Ho visto mia madre non essere mai contenta di me mentre io facevo di tutto per accontentarla e rifare io a lei la stessa cosa lei mi accontetava in tutti i miei desideri materiali come poteva ed io non ero mai soddisfatta fino in fondo. Lei mi sottolienava il difetto mi evidenziava sempre il neo ed io facevo uguale. L'evidenza del difetto e mai del pregio che ho imparato. Ora capisco perchè se compro qualcosa la prima cosa che noto se c'è è il difetto.

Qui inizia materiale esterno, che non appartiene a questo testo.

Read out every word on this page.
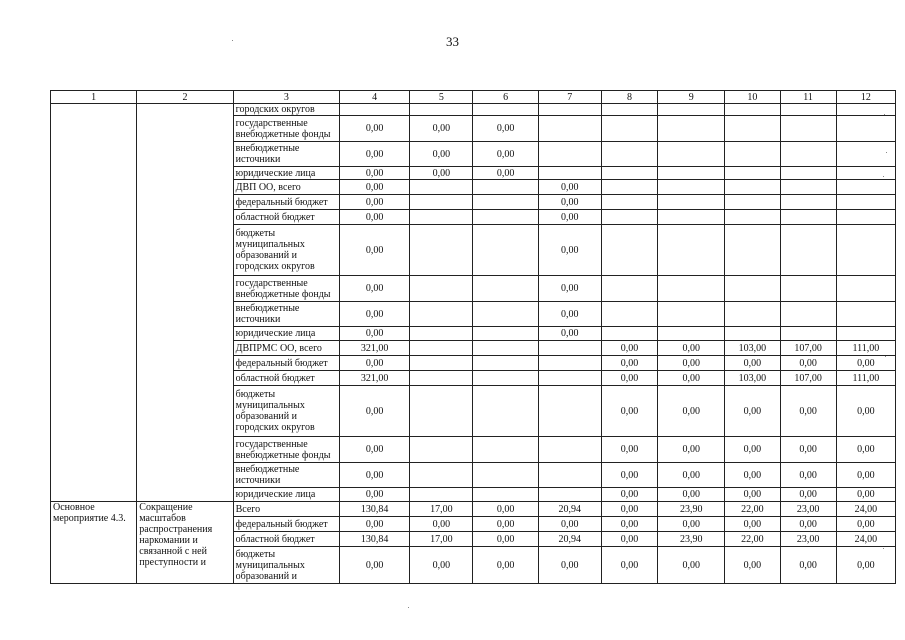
33
1	2	3	4	5	6	7	8	9	10	11	12
		городских округов									
		государственные внебюджетные фонды	0,00	0,00	0,00						
		внебюджетные источники	0,00	0,00	0,00						
		юридические лица	0,00	0,00	0,00						
		ДВП ОО, всего	0,00			0,00					
		федеральный бюджет	0,00			0,00					
		областной бюджет	0,00			0,00					
		бюджеты муниципальных образований и городских округов	0,00			0,00					
		государственные внебюджетные фонды	0,00			0,00					
		внебюджетные источники	0,00			0,00					
		юридические лица	0,00			0,00					
		ДВПРМС ОО, всего	321,00				0,00	0,00	103,00	107,00	111,00
		федеральный бюджет	0,00				0,00	0,00	0,00	0,00	0,00
		областной бюджет	321,00				0,00	0,00	103,00	107,00	111,00
		бюджеты муниципальных образований и городских округов	0,00				0,00	0,00	0,00	0,00	0,00
		государственные внебюджетные фонды	0,00				0,00	0,00	0,00	0,00	0,00
		внебюджетные источники	0,00				0,00	0,00	0,00	0,00	0,00
		юридические лица	0,00				0,00	0,00	0,00	0,00	0,00
Основное мероприятие 4.3.	Сокращение масштабов распространения наркомании и связанной с ней преступности и	Всего	130,84	17,00	0,00	20,94	0,00	23,90	22,00	23,00	24,00
		федеральный бюджет	0,00	0,00	0,00	0,00	0,00	0,00	0,00	0,00	0,00
		областной бюджет	130,84	17,00	0,00	20,94	0,00	23,90	22,00	23,00	24,00
		бюджеты муниципальных образований и	0,00	0,00	0,00	0,00	0,00	0,00	0,00	0,00	0,00
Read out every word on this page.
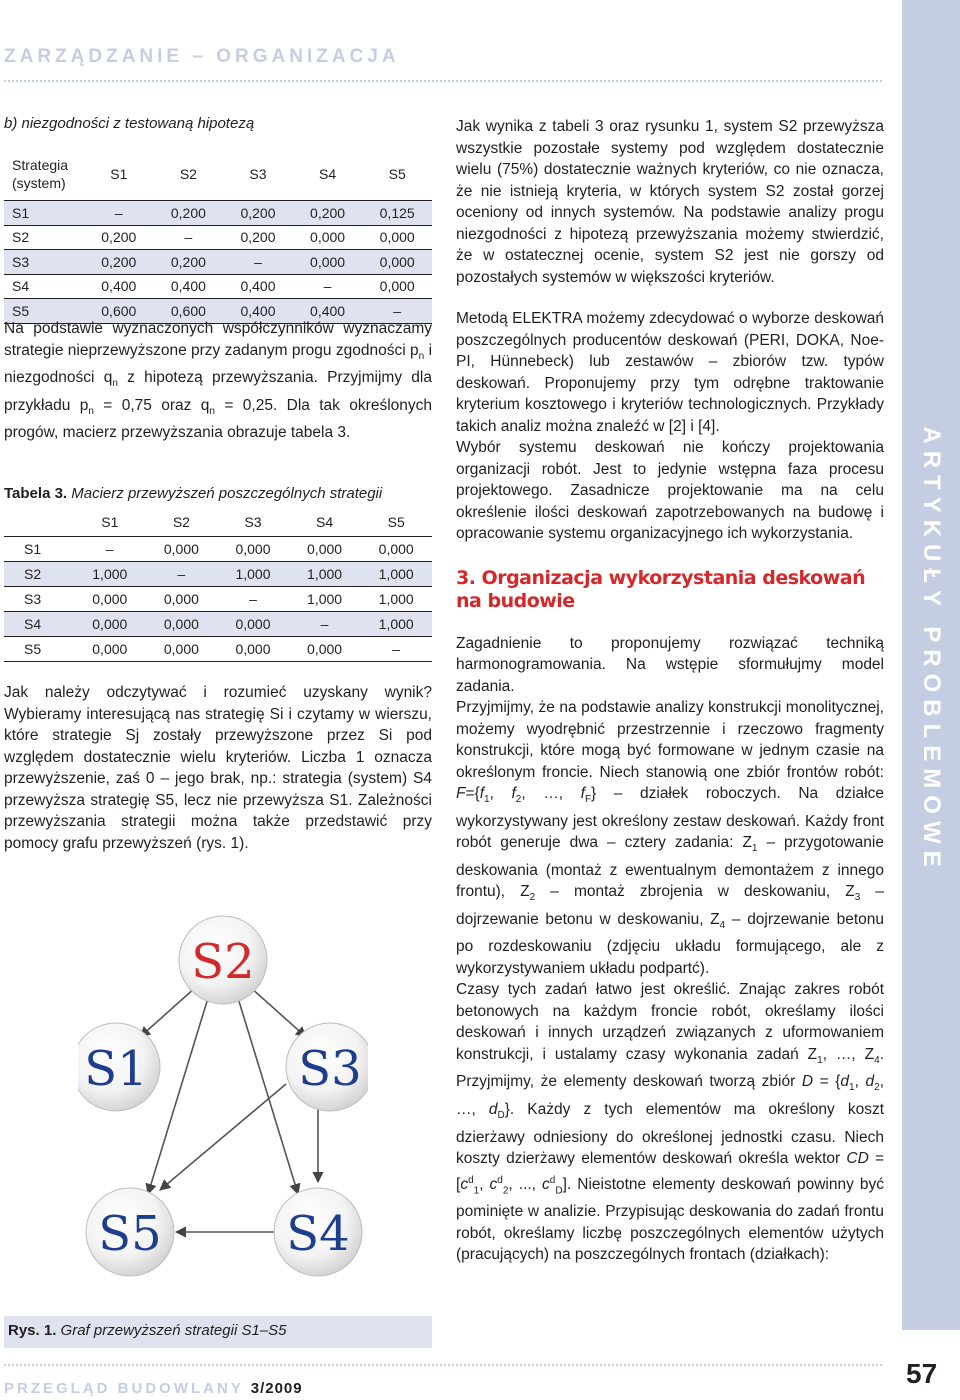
ZARZĄDZANIE – ORGANIZACJA
ARTYKUŁY PROBLEMOWE
b) niezgodności z testowaną hipotezą
Strategia (system)	S1	S2	S3	S4	S5
S1	–	0,200	0,200	0,200	0,125
S2	0,200	–	0,200	0,000	0,000
S3	0,200	0,200	–	0,000	0,000
S4	0,400	0,400	0,400	–	0,000
S5	0,600	0,600	0,400	0,400	–

Na podstawie wyznaczonych współczynników wyznaczamy strategie nieprzewyższone przy zadanym progu zgodności $p_n$ i niezgodności $q_n$ z hipotezą przewyższania. Przyjmijmy dla przykładu $p_n = 0,75$ oraz $q_n = 0,25$. Dla tak określonych progów, macierz przewyższania obrazuje tabela 3.

Tabela 3. Macierz przewyższeń poszczególnych strategii
	S1	S2	S3	S4	S5
S1	–	0,000	0,000	0,000	0,000
S2	1,000	–	1,000	1,000	1,000
S3	0,000	0,000	–	1,000	1,000
S4	0,000	0,000	0,000	–	1,000
S5	0,000	0,000	0,000	0,000	–

Jak należy odczytywać i rozumieć uzyskany wynik? Wybieramy interesującą nas strategię Si i czytamy w wierszu, które strategie Sj zostały przewyższone przez Si pod względem dostatecznie wielu kryteriów. Liczba 1 oznacza przewyższenie, zaś 0 – jego brak, np.: strategia (system) S4 przewyższa strategię S5, lecz nie przewyższa S1. Zależności przewyższania strategii można także przedstawić przy pomocy grafu przewyższeń (rys. 1).

S2
S1	S3
S5	S4
Rys. 1. Graf przewyższeń strategii S1–S5

Jak wynika z tabeli 3 oraz rysunku 1, system S2 przewyższa wszystkie pozostałe systemy pod względem dostatecznie wielu (75%) dostatecznie ważnych kryteriów, co nie oznacza, że nie istnieją kryteria, w których system S2 został gorzej oceniony od innych systemów. Na podstawie analizy progu niezgodności z hipotezą przewyższania możemy stwierdzić, że w ostatecznej ocenie, system S2 jest nie gorszy od pozostałych systemów w większości kryteriów.

Metodą ELEKTRA możemy zdecydować o wyborze deskowań poszczególnych producentów deskowań (PERI, DOKA, Noe-PI, Hünnebeck) lub zestawów – zbiorów tzw. typów deskowań. Proponujemy przy tym odrębne traktowanie kryterium kosztowego i kryteriów technologicznych. Przykłady takich analiz można znaleźć w [2] i [4].

Wybór systemu deskowań nie kończy projektowania organizacji robót. Jest to jedynie wstępna faza procesu projektowego. Zasadnicze projektowanie ma na celu określenie ilości deskowań zapotrzebowanych na budowę i opracowanie systemu organizacyjnego ich wykorzystania.

3. Organizacja wykorzystania deskowań na budowie

Zagadnienie to proponujemy rozwiązać techniką harmonogramowania. Na wstępie sformułujmy model zadania.

Przyjmijmy, że na podstawie analizy konstrukcji monolitycznej, możemy wyodrębnić przestrzennie i rzeczowo fragmenty konstrukcji, które mogą być formowane w jednym czasie na określonym froncie. Niech stanowią one zbiór frontów robót: $F=\{f_1$, $f_2$, …, $f_F$} – działek roboczych. Na działce wykorzystywany jest określony zestaw deskowań. Każdy front robót generuje dwa – cztery zadania: $Z_1$ – przygotowanie deskowania (montaż z ewentualnym demontażem z innego frontu), $Z_2$ – montaż zbrojenia w deskowaniu, $Z_3$ – dojrzewanie betonu w deskowaniu, $Z_4$ – dojrzewanie betonu po rozdeskowaniu (zdjęciu układu formującego, ale z wykorzystywaniem układu podpartć).

Czasy tych zadań łatwo jest określić. Znając zakres robót betonowych na każdym froncie robót, określamy ilości deskowań i innych urządzeń związanych z uformowaniem konstrukcji, i ustalamy czasy wykonania zadań $Z_1$, …, $Z_4$. Przyjmijmy, że elementy deskowań tworzą zbiór $D = \{d_1$, $d_2$, …, $d_D$}. Każdy z tych elementów ma określony koszt dzierżawy odniesiony do określonej jednostki czasu. Niech koszty dzierżawy elementów deskowań określa wektor CD = [$c^d_1$, $c^d_2$, ..., $c^d_D$]. Nieistotne elementy deskowań powinny być pominięte w analizie. Przypisując deskowania do zadań frontu robót, określamy liczbę poszczególnych elementów użytych (pracujących) na poszczególnych frontach (działkach):

PRZEGLĄD BUDOWLANY 3/2009	57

Detesto chi fa questo.....quindi quando cado e lo faccio poi sto male ma lo faccio di default perchè questo ho imparato L'altra sera un'amica parlando dei suoi figli evidenziava tutti i difetti ad un certo punto non sono più riuscita a tacere e le ho evidenziato tutti i pregi dei ragazzi....mi dava fastidio....che non notasse la loro bellezza tutte le cose positive che hanno fatto....mi ci specchiavo e questo da l'idea di come mi arrabbio poi con me stessa quando me lo fanno notare....mi arrabbio due volte...con il fuori e con il dentro piango.gif e mi domandavo sempre come era possibile che mi scappasse questo comportamento ed invece era li da trovare e da osservare |
Quando qualcuno riesce dove io non riesco mi viene un senso di nausea la paura di non essere all'altezza e di perdere qualcosa c'è sofferenza dietro questa cosa, perchè razionalmente poi mi rendo conto ed ammiro l'altra persona, perchè non apprezzare sarebbe sminuire per sentirmi io bene e non serve a neinte. Ma quest'ultimo è razionalizzare una sofferenza mentre dentro ho quel senso di nausea ed paura che mi sale dallo stomaco.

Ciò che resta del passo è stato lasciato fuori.